Methinks I should know you and know this man;

Yet I am doubtful: for I am mainly ignorant

What place this is, and all the skill I have

Remembers not these garments; nor I know not

Where I did lodge last night. Do not laugh at me;

For, as I am a man, I think this lady

To be my child Cordelia.

Cor.And so I am, I am.

Lear.Be your tears wet? Yes, faith. I pray, weep not:

If you have poison for me, I will drink it.

I know you do not love me; for your sisters

Have, as I do remember, done me wrong:

You have some cause, they have not.

Cor.No cause, no cause.

Lear.Am I in France?

Kent.In your own kingdom, sir.

Lear.Do not abuse me.

Doc.Be comforted, good madam; the great rage,

You see, is kill’d in him; and yet it is danger

To make him even o’er the time he has lost.

Desire him to go in; trouble him no more

Till further settling.

Cor.Will ’t please your highness walk?

Lear.You must bear with me.

Pray you now, forget and forgive: I am old and foolish.[Exeunt LEAR, CORDELIA, Doctor, and Attendants.

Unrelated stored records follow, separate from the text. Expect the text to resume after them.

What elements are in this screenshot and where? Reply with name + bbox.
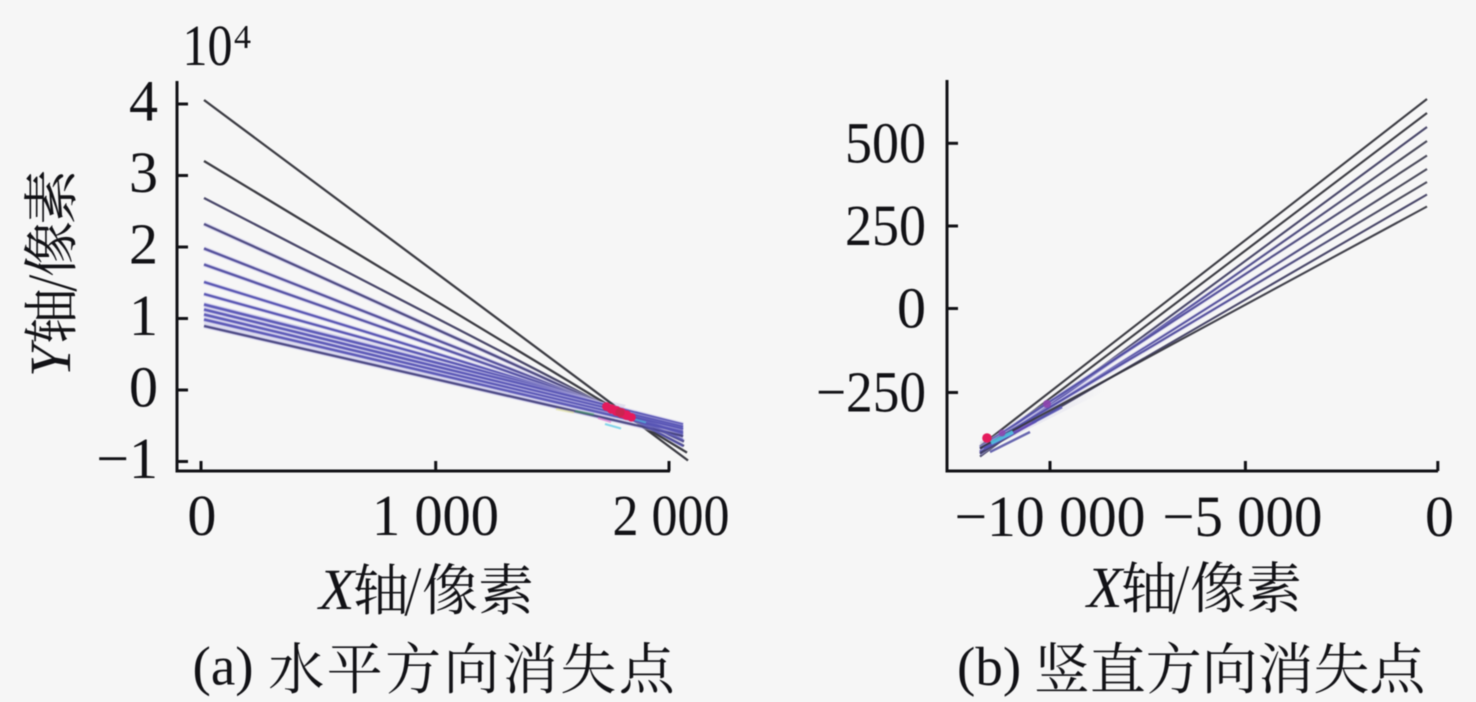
svg-text:0: 0 — [129, 355, 158, 420]
svg-text:250: 250 — [845, 193, 926, 258]
svg-text:3: 3 — [129, 140, 158, 205]
svg-text:−1: −1 — [96, 426, 158, 491]
svg-text:1: 1 — [129, 283, 158, 348]
svg-text:2: 2 — [129, 212, 158, 277]
svg-text:500: 500 — [845, 110, 926, 175]
svg-text:0: 0 — [187, 483, 216, 548]
svg-text:(b): (b) — [957, 636, 1021, 697]
svg-text:−250: −250 — [816, 360, 926, 425]
svg-text:−5 000: −5 000 — [1162, 484, 1322, 549]
svg-text:−10 000: −10 000 — [955, 484, 1146, 549]
svg-text:0: 0 — [1425, 484, 1454, 549]
svg-text:2 000: 2 000 — [613, 483, 730, 548]
svg-text:0: 0 — [897, 276, 926, 341]
svg-text:10: 10 — [183, 13, 233, 78]
svg-text:4: 4 — [129, 69, 158, 134]
svg-text:X: X — [1085, 555, 1125, 620]
svg-text:(a): (a) — [193, 636, 254, 697]
svg-text:Y: Y — [18, 339, 83, 377]
svg-text:1 000: 1 000 — [372, 483, 499, 548]
svg-text:4: 4 — [234, 19, 251, 56]
svg-text:X: X — [317, 557, 357, 622]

Gent.Holds it true, sir, that the Duke of

Cornwall was so slain?

Kent.Most certain, sir.

Gent.Who is conductor of his people?

Kent.As ’tis said, the bastard son of Gloucester.

Gent.They say Edgar, his banished son, is with the Earl of Kent in Germany.

Kent.Report is changeable. ’Tis time to look about; the powers of the kingdom approach apace.

Gent.The arbitrement is like to be bloody. Fare you well, sir.[Exit.

Kent.My point and period will be throughly wrought,

Or well or ill, as this day’s battle’s fought.[Exit.